Reputation: 47
Input:
ID | Question-How are you-Response | Question-How are you-date | Question How are you-expected response | ...... | Question-XXX-response | Question-XXX-date | question-XXX-expected-response |
---|---|---|---|---|---|---|---|
123 | value a | 17-Aug-22 | value b | ..... | value c | 15-Aug-22 | value d |
Expected output:
ID | Question | response_given | date | Expected_Response |
---|---|---|---|---|
123 | How are you | value a | 17-Aug-22 | value b |
.. | .. | .. | .. | .. |
123 | XXX | value c | 15-Aug-22 | value d |
Upvotes: 0
Views: 989
Reputation: 6644
If your column names are consistent - as in it is always delimited by hyphens and the cases/spellings are same, we can unpivot the columns to rows and extract info from the column names. This info can be pivoted to get the desired result.

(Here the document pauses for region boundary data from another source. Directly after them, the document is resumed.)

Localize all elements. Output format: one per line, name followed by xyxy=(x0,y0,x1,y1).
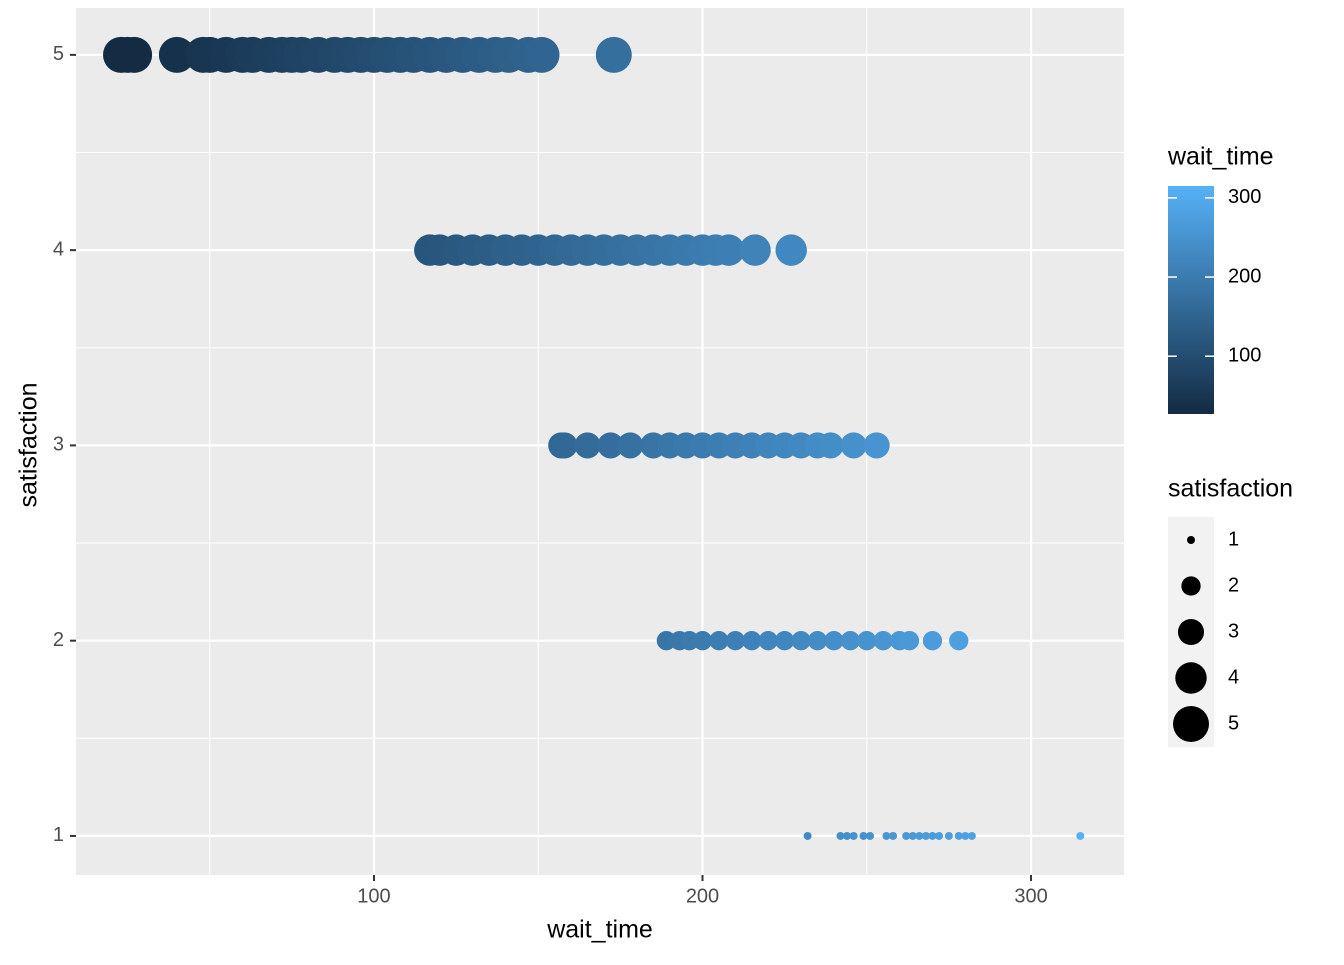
y-tick-label: 1 xyxy=(53,824,64,846)
point xyxy=(836,831,845,840)
point xyxy=(908,831,917,840)
point xyxy=(899,631,920,651)
point xyxy=(843,831,852,840)
point xyxy=(713,234,745,266)
point xyxy=(935,831,944,840)
point xyxy=(692,631,713,651)
point xyxy=(791,631,811,651)
point xyxy=(574,432,601,459)
point xyxy=(922,631,943,651)
point xyxy=(866,831,875,840)
size-legend-label: 4 xyxy=(1228,666,1239,688)
point xyxy=(863,432,890,459)
point xyxy=(739,234,771,266)
point xyxy=(709,631,729,651)
point xyxy=(725,631,745,651)
size-legend-label: 3 xyxy=(1228,620,1239,642)
y-axis-title: satisfaction xyxy=(15,382,43,507)
size-legend-title: satisfaction xyxy=(1168,475,1293,503)
point xyxy=(803,831,812,840)
y-tick-label: 4 xyxy=(53,238,64,260)
size-key xyxy=(1181,576,1201,596)
x-tick-label: 100 xyxy=(357,885,390,907)
point xyxy=(775,234,807,266)
size-legend-label: 2 xyxy=(1228,574,1239,596)
point xyxy=(840,631,860,651)
point xyxy=(928,831,937,840)
point xyxy=(824,631,844,651)
point xyxy=(949,631,969,651)
size-key xyxy=(1177,618,1205,646)
colorbar xyxy=(1168,186,1214,414)
point xyxy=(915,831,924,840)
point xyxy=(944,831,953,840)
point xyxy=(882,831,891,840)
point xyxy=(967,831,976,840)
point xyxy=(774,631,795,651)
point xyxy=(617,432,644,459)
y-tick-label: 5 xyxy=(53,43,64,65)
point xyxy=(902,831,911,840)
size-key xyxy=(1175,662,1207,694)
y-tick-label: 3 xyxy=(53,434,64,456)
point xyxy=(859,831,868,840)
point xyxy=(961,831,970,840)
point xyxy=(857,631,877,651)
point xyxy=(889,831,898,840)
point xyxy=(597,432,624,459)
point xyxy=(1076,831,1085,840)
point xyxy=(116,36,153,73)
point xyxy=(817,432,844,459)
y-tick-label: 2 xyxy=(53,629,64,651)
x-tick-label: 300 xyxy=(1014,885,1047,907)
point xyxy=(523,36,560,73)
point xyxy=(921,831,930,840)
x-tick-label: 200 xyxy=(686,885,719,907)
size-key xyxy=(1173,706,1209,742)
point xyxy=(807,631,828,651)
point xyxy=(758,631,778,651)
color-legend-title: wait_time xyxy=(1167,143,1274,171)
point xyxy=(595,36,632,73)
colorbar-label: 300 xyxy=(1228,186,1261,208)
point xyxy=(849,831,858,840)
size-key xyxy=(1187,536,1195,544)
point xyxy=(551,432,578,459)
x-axis-title: wait_time xyxy=(546,916,653,944)
size-legend-label: 1 xyxy=(1228,528,1239,550)
colorbar-label: 200 xyxy=(1228,265,1261,287)
point xyxy=(158,36,195,73)
point xyxy=(873,631,893,651)
point xyxy=(954,831,963,840)
point xyxy=(742,631,762,651)
size-legend-label: 5 xyxy=(1228,712,1239,734)
colorbar-label: 100 xyxy=(1228,344,1261,366)
point xyxy=(840,432,867,459)
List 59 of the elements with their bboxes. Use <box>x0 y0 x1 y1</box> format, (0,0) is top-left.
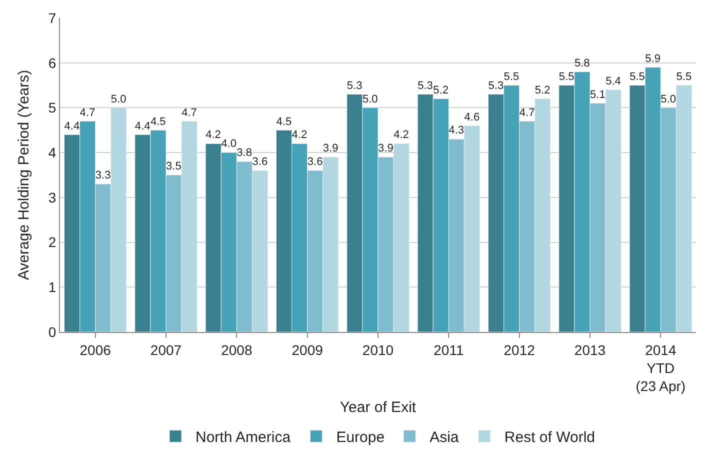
data-label: 5.3 <box>488 80 504 92</box>
y-tick-label: 6 <box>48 54 56 71</box>
data-label: 5.3 <box>418 80 433 92</box>
data-label: 4.3 <box>448 124 464 137</box>
x-tick-label: 2014 YTD (23 Apr) <box>636 342 686 394</box>
data-label: 4.7 <box>80 106 96 119</box>
legend-label: Asia <box>430 429 460 446</box>
data-label: 3.5 <box>166 160 182 173</box>
data-label: 3.9 <box>378 142 394 155</box>
y-tick-label: 0 <box>48 324 56 340</box>
data-label: 4.7 <box>182 106 197 119</box>
data-label: 3.3 <box>95 170 111 182</box>
data-label: 4.4 <box>64 120 80 132</box>
data-label: 3.6 <box>252 156 268 168</box>
y-axis-title: Average Holding Period (Years) <box>16 70 33 280</box>
legend-label: Rest of World <box>504 429 595 446</box>
data-label: 4.4 <box>134 120 150 132</box>
data-label: 3.9 <box>322 142 338 155</box>
y-tick-label: 1 <box>48 279 56 296</box>
data-label: 5.5 <box>558 70 574 83</box>
x-tick-label: 2007 <box>150 342 182 358</box>
data-label: 5.5 <box>504 70 520 83</box>
x-tick-label: 2011 <box>434 342 464 358</box>
x-axis-title: Year of Exit <box>340 399 417 416</box>
data-label: 5.5 <box>676 70 692 83</box>
data-label: 4.2 <box>394 129 409 142</box>
y-tick-label: 7 <box>48 10 56 26</box>
data-label: 4.2 <box>206 129 221 142</box>
data-label: 4.6 <box>464 111 480 124</box>
data-label: 5.0 <box>660 93 676 106</box>
data-label: 5.4 <box>606 75 621 88</box>
data-label: 3.6 <box>307 156 323 168</box>
x-tick-label: 2012 <box>504 342 536 358</box>
data-label: 4.0 <box>221 138 236 150</box>
x-tick-label: 2008 <box>221 342 252 358</box>
data-label: 5.9 <box>645 52 660 65</box>
data-label: 5.0 <box>110 93 126 106</box>
data-label: 5.2 <box>433 84 448 96</box>
x-tick-label: 2006 <box>80 342 112 358</box>
data-label: 5.3 <box>346 80 362 92</box>
x-tick-label: 2009 <box>292 342 324 358</box>
data-label: 3.8 <box>236 147 252 160</box>
data-label: 5.1 <box>590 88 606 101</box>
data-label: 5.5 <box>630 70 645 83</box>
y-tick-label: 5 <box>48 100 56 116</box>
x-tick-label: 2010 <box>362 342 394 358</box>
data-label: 5.2 <box>534 84 550 96</box>
x-tick-label: 2013 <box>574 342 606 358</box>
legend-label: Europe <box>336 429 385 446</box>
y-tick-label: 4 <box>48 144 56 160</box>
data-label: 4.5 <box>150 116 166 128</box>
data-label: 4.7 <box>519 106 535 119</box>
legend-label: North America <box>196 429 292 446</box>
data-label: 5.8 <box>574 57 590 70</box>
y-tick-label: 2 <box>48 234 56 250</box>
y-tick-label: 3 <box>48 189 56 206</box>
data-label: 4.5 <box>276 116 292 128</box>
data-label: 4.2 <box>292 129 308 142</box>
data-label: 5.0 <box>362 93 378 106</box>
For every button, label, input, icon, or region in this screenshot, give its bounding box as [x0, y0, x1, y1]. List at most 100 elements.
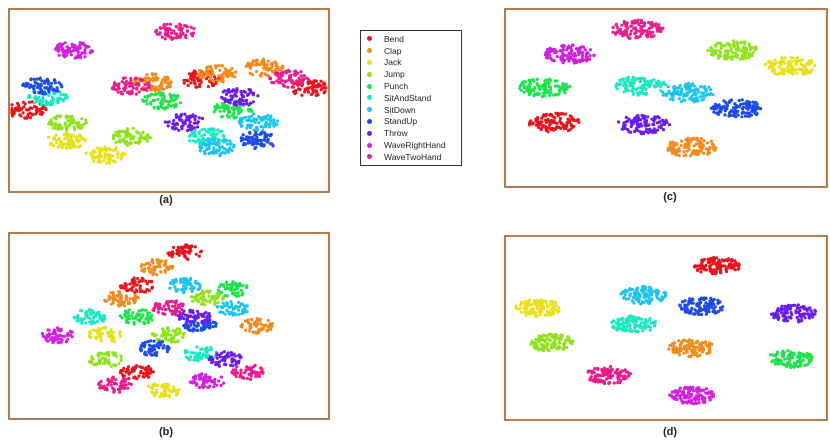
scatter-point [807, 62, 811, 66]
scatter-point [240, 288, 244, 292]
scatter-point [682, 351, 686, 355]
scatter-point [719, 46, 723, 50]
scatter-point [532, 87, 536, 91]
scatter-point [540, 346, 544, 351]
scatter-point [743, 111, 747, 115]
scatter-point [795, 71, 799, 76]
scatter-point [712, 261, 716, 266]
scatter-point [193, 381, 197, 385]
scatter-point [158, 302, 162, 307]
scatter-point [118, 134, 122, 138]
scatter-point [652, 129, 656, 133]
scatter-point [66, 142, 70, 146]
scatter-point [538, 313, 542, 317]
scatter-point [539, 127, 543, 131]
scatter-point [636, 128, 640, 133]
caption-a: (a) [159, 194, 173, 206]
scatter-point [630, 123, 634, 127]
scatter-point [264, 323, 268, 327]
scatter-point [192, 328, 196, 332]
scatter-point [144, 279, 148, 283]
scatter-point [215, 353, 219, 357]
scatter-point [263, 72, 267, 76]
scatter-point [530, 339, 534, 343]
scatter-point [165, 22, 169, 26]
scatter-point [132, 298, 136, 302]
scatter-point [114, 133, 118, 137]
scatter-point [693, 345, 697, 350]
scatter-point [193, 324, 197, 328]
scatter-point [628, 324, 632, 328]
scatter-point [578, 47, 582, 51]
scatter-point [32, 77, 36, 81]
scatter-point [145, 102, 149, 106]
scatter-point [126, 365, 130, 369]
scatter-point [142, 371, 146, 375]
scatter-point [748, 48, 752, 52]
scatter-point [640, 124, 644, 128]
scatter-point [527, 123, 532, 127]
scatter-point [279, 71, 283, 76]
scatter-point [577, 58, 581, 62]
scatter-point [208, 321, 212, 326]
scatter-point [188, 139, 192, 143]
scatter-point [54, 140, 59, 144]
scatter-point [65, 45, 69, 49]
scatter-point [554, 332, 558, 337]
scatter-point [632, 81, 637, 85]
scatter-point [167, 393, 171, 398]
scatter-point [569, 122, 573, 126]
scatter-point [233, 92, 237, 96]
scatter-point [181, 335, 185, 339]
scatter-point [260, 130, 264, 135]
scatter-point [535, 298, 539, 302]
scatter-point [138, 284, 142, 288]
scatter-point [225, 283, 229, 287]
scatter-point [622, 122, 626, 126]
scatter-point [564, 82, 568, 86]
scatter-point [249, 377, 253, 381]
scatter-point [59, 329, 63, 333]
scatter-point [197, 131, 201, 135]
scatter-point [163, 308, 168, 312]
scatter-point [219, 383, 223, 387]
scatter-point [624, 326, 628, 330]
scatter-point [222, 146, 227, 151]
scatter-point [190, 299, 195, 303]
scatter-point [621, 125, 625, 129]
scatter-point [288, 76, 292, 80]
scatter-point [120, 295, 124, 300]
scatter-point [690, 349, 694, 353]
scatter-point [179, 113, 183, 117]
scatter-point [220, 351, 224, 355]
scatter-point [182, 324, 186, 328]
scatter-point [48, 332, 52, 336]
scatter-point [122, 386, 126, 390]
scatter-point [211, 134, 216, 138]
scatter-point [531, 78, 535, 82]
scatter-point [94, 337, 99, 341]
scatter-point [201, 142, 205, 146]
scatter-point [92, 310, 96, 315]
scatter-point [790, 364, 794, 368]
scatter-point [229, 305, 234, 309]
scatter-point [711, 93, 715, 97]
scatter-point [198, 68, 202, 73]
scatter-point [203, 298, 207, 302]
scatter-point [569, 115, 573, 119]
scatter-point [138, 139, 142, 143]
scatter-point [294, 88, 298, 93]
scatter-point [535, 304, 539, 308]
scatter-point [166, 120, 170, 124]
scatter-point [57, 81, 61, 85]
scatter-point [88, 317, 92, 321]
scatter-point [234, 370, 238, 374]
scatter-point [220, 101, 225, 105]
scatter-point [580, 45, 584, 49]
scatter-point [128, 81, 132, 85]
scatter-point [191, 139, 195, 143]
scatter-point [728, 113, 733, 117]
scatter-point [544, 125, 548, 129]
scatter-point [145, 134, 149, 138]
scatter-point [58, 42, 62, 46]
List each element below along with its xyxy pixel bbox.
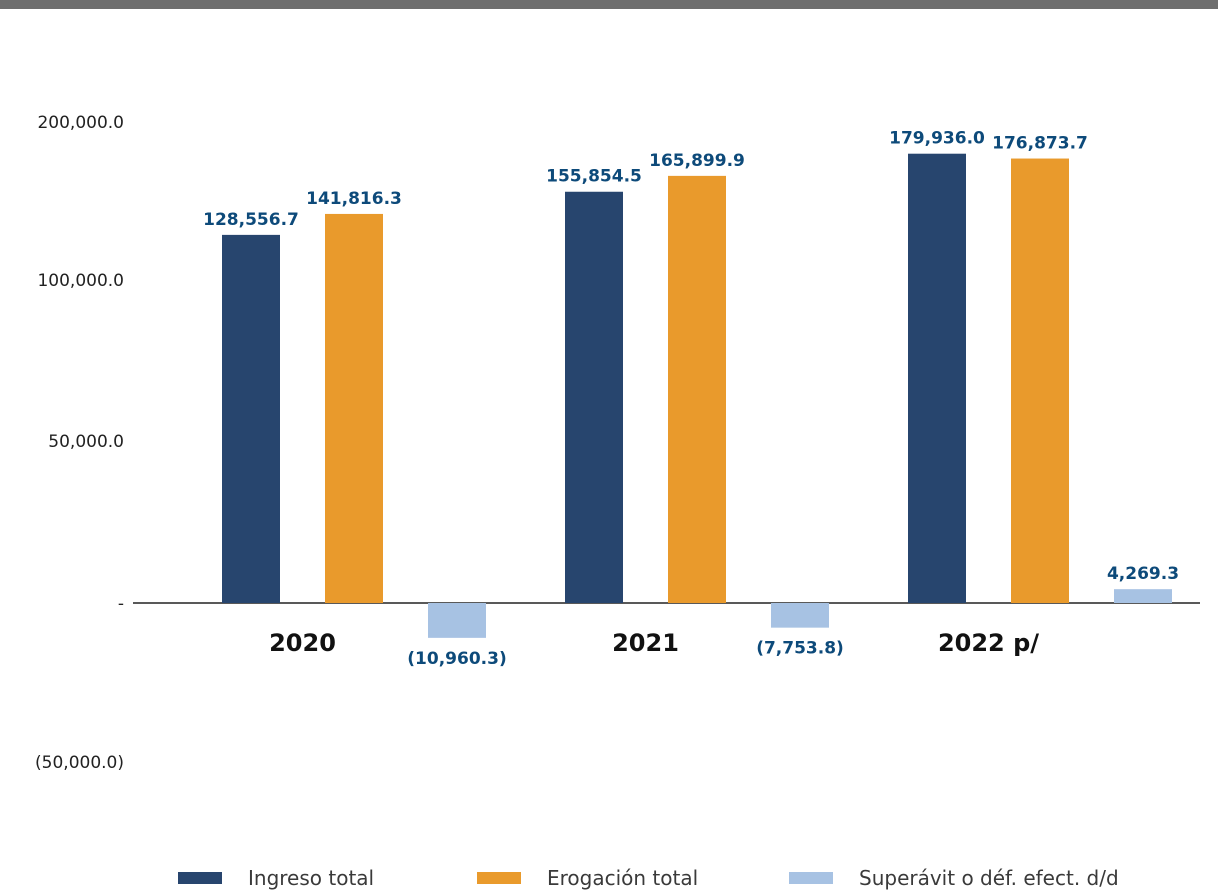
y-tick-label: 50,000.0 — [48, 432, 124, 452]
legend-swatch-superavit — [789, 872, 833, 884]
top-border-bar — [0, 0, 1218, 9]
y-tick-label: - — [118, 594, 124, 614]
data-label: 179,936.0 — [889, 129, 985, 149]
legend-item-superavit: Superávit o déf. efect. d/d — [789, 864, 1119, 892]
data-label: (7,753.8) — [756, 639, 844, 659]
legend-item-ingreso: Ingreso total — [178, 864, 374, 892]
data-label: 4,269.3 — [1107, 564, 1179, 584]
legend-label-erogacion: Erogación total — [547, 866, 699, 890]
legend-label-ingreso: Ingreso total — [248, 866, 375, 890]
legend-item-erogacion: Erogación total — [477, 864, 698, 892]
y-tick-label: 200,000.0 — [37, 113, 124, 133]
bar-erogacion — [1011, 158, 1069, 603]
data-label: 155,854.5 — [546, 167, 642, 187]
bar-erogacion — [668, 175, 726, 603]
category-label: 2022 p/ — [938, 629, 1039, 657]
data-label: 176,873.7 — [992, 134, 1088, 154]
bar-superavit — [1114, 589, 1172, 603]
bar-ingreso — [908, 153, 966, 604]
category-label: 2020 — [269, 629, 336, 657]
data-label: (10,960.3) — [407, 649, 506, 669]
data-label: 128,556.7 — [203, 210, 299, 230]
data-label: 165,899.9 — [649, 151, 745, 171]
chart-legend: Ingreso total Erogación total Superávit … — [0, 864, 1218, 892]
category-label: 2021 — [612, 629, 679, 657]
legend-swatch-ingreso — [178, 872, 222, 884]
data-label: 141,816.3 — [306, 189, 402, 209]
legend-swatch-erogacion — [477, 872, 521, 884]
bar-ingreso — [222, 234, 280, 603]
bar-ingreso — [565, 191, 623, 604]
bar-superavit — [771, 603, 829, 628]
legend-label-superavit: Superávit o déf. efect. d/d — [859, 866, 1119, 890]
bar-chart: 200,000.0 100,000.0 50,000.0 - (50,000.0) 128… — [35, 113, 1200, 773]
bar-erogacion — [325, 213, 383, 604]
y-tick-label: (50,000.0) — [35, 753, 124, 773]
bar-superavit — [428, 603, 486, 638]
y-tick-label: 100,000.0 — [37, 271, 124, 291]
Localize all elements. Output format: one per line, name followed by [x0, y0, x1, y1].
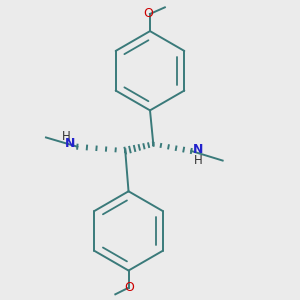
Text: N: N [65, 137, 75, 150]
Text: O: O [143, 8, 153, 20]
Text: O: O [124, 281, 134, 294]
Text: H: H [194, 154, 202, 167]
Text: N: N [194, 143, 204, 156]
Text: H: H [61, 130, 70, 143]
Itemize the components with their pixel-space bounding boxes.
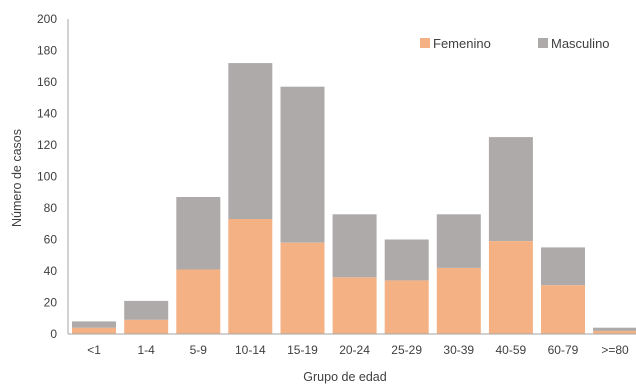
y-tick-label: 80 bbox=[44, 201, 58, 215]
y-tick-label: 200 bbox=[37, 12, 57, 26]
x-tick-label: 30-39 bbox=[443, 343, 474, 357]
x-tick-label: <1 bbox=[87, 343, 101, 357]
bar-femenino-10 bbox=[541, 285, 585, 334]
bar-masculino-11 bbox=[593, 327, 636, 331]
legend-label-masculino: Masculino bbox=[551, 36, 610, 51]
bar-masculino-8 bbox=[436, 214, 481, 268]
y-tick-label: 140 bbox=[37, 107, 57, 121]
bar-masculino-2 bbox=[124, 300, 169, 320]
y-tick-label: 100 bbox=[37, 170, 57, 184]
x-tick-label: 5-9 bbox=[190, 343, 208, 357]
x-axis-ticks: <1 1-4 5-9 10-14 15-19 20-24 25-29 30-39 40-59 60… bbox=[87, 343, 629, 357]
bar-femenino-11 bbox=[593, 330, 636, 334]
legend-swatch-masculino bbox=[538, 38, 548, 48]
bar-femenino-3 bbox=[176, 269, 221, 334]
y-tick-label: 60 bbox=[44, 233, 58, 247]
y-tick-label: 20 bbox=[44, 296, 58, 310]
bar-femenino-9 bbox=[488, 241, 533, 334]
y-tick-label: 40 bbox=[44, 264, 58, 278]
bar-masculino-6 bbox=[332, 214, 377, 278]
legend-swatch-femenino bbox=[420, 38, 430, 48]
bar-femenino-2 bbox=[124, 319, 169, 334]
bar-femenino-5 bbox=[280, 242, 325, 334]
bar-femenino-6 bbox=[332, 277, 377, 334]
bar-masculino-9 bbox=[488, 137, 533, 241]
x-tick-label: 15-19 bbox=[287, 343, 318, 357]
bar-masculino-1 bbox=[72, 321, 116, 328]
bar-masculino-10 bbox=[541, 247, 585, 286]
bar-femenino-8 bbox=[436, 267, 481, 334]
bar-masculino-5 bbox=[280, 86, 325, 243]
legend: Femenino Masculino bbox=[420, 36, 610, 51]
bar-femenino-7 bbox=[384, 280, 429, 334]
y-axis-title: Número de casos bbox=[10, 129, 24, 227]
y-tick-label: 0 bbox=[50, 327, 57, 341]
legend-label-femenino: Femenino bbox=[433, 36, 491, 51]
bar-femenino-1 bbox=[72, 327, 116, 334]
bar-masculino-7 bbox=[384, 239, 429, 281]
x-tick-label: 25-29 bbox=[391, 343, 422, 357]
x-axis-title: Grupo de edad bbox=[303, 370, 386, 384]
x-tick-label: >=80 bbox=[601, 343, 629, 357]
x-tick-label: 1-4 bbox=[137, 343, 155, 357]
bars-group bbox=[72, 63, 636, 334]
bar-masculino-3 bbox=[176, 197, 221, 270]
y-tick-label: 180 bbox=[37, 44, 57, 58]
x-tick-label: 10-14 bbox=[235, 343, 266, 357]
x-tick-label: 40-59 bbox=[495, 343, 526, 357]
y-tick-label: 120 bbox=[37, 138, 57, 152]
y-tick-label: 160 bbox=[37, 75, 57, 89]
y-axis-ticks: 0 20 40 60 80 100 120 140 160 180 200 bbox=[37, 12, 57, 341]
bar-femenino-4 bbox=[228, 219, 273, 334]
bar-masculino-4 bbox=[228, 63, 273, 219]
x-tick-label: 20-24 bbox=[339, 343, 370, 357]
x-tick-label: 60-79 bbox=[548, 343, 579, 357]
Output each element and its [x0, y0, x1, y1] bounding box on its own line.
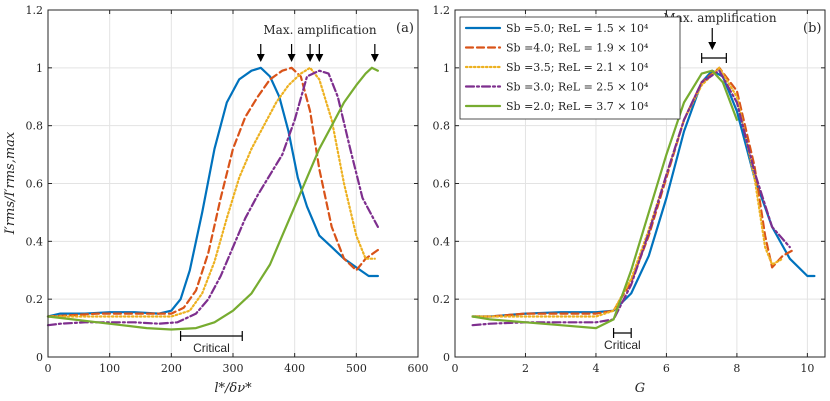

# input data - maintain consistency in column names
data_sdf = spark.sparkContext.parallelize(data_ls). \
toDF(['id',
'Question-How are you-response', 'Question-How are you-date', 'Question-How are you-expected response',
'Question-XXX-response', 'Question-XXX-date', 'Question-XXX-expected response'
])
# +---+-----------------------------+-------------------------+--------------------------------------+---------------------+-----------------+------------------------------+
# | id|Question-How are you-response|Question-How are you-date|Question-How are you-expected response|Question-XXX-response|Question-XXX-date|Question-XXX-expected response|
# +---+-----------------------------+-------------------------+--------------------------------------+---------------------+-----------------+------------------------------+
# |123| value a| 17-Aug-22| value b| value c| 15-Aug-22| value d|
# +---+-----------------------------+-------------------------+--------------------------------------+---------------------+-----------------+------------------------------+
Use this detail to extract the info after unpivot. Use split
to create an array out of the column names.
unpivot_data_sdf = data_sdf. \
withColumn('allcol_struct_arr',
func.array(*[func.struct(func.lit(k).alias('key'), func.col(k).alias('val'))
for k in data_sdf.columns if k != 'id']
)
). \
selectExpr('id', 'inline(allcol_struct_arr)'). \
withColumn('key_split', func.split('key', '-')). \
withColumn('question', func.col('key_split')[1]). \
withColumn('question_field', func.col('key_split')[2])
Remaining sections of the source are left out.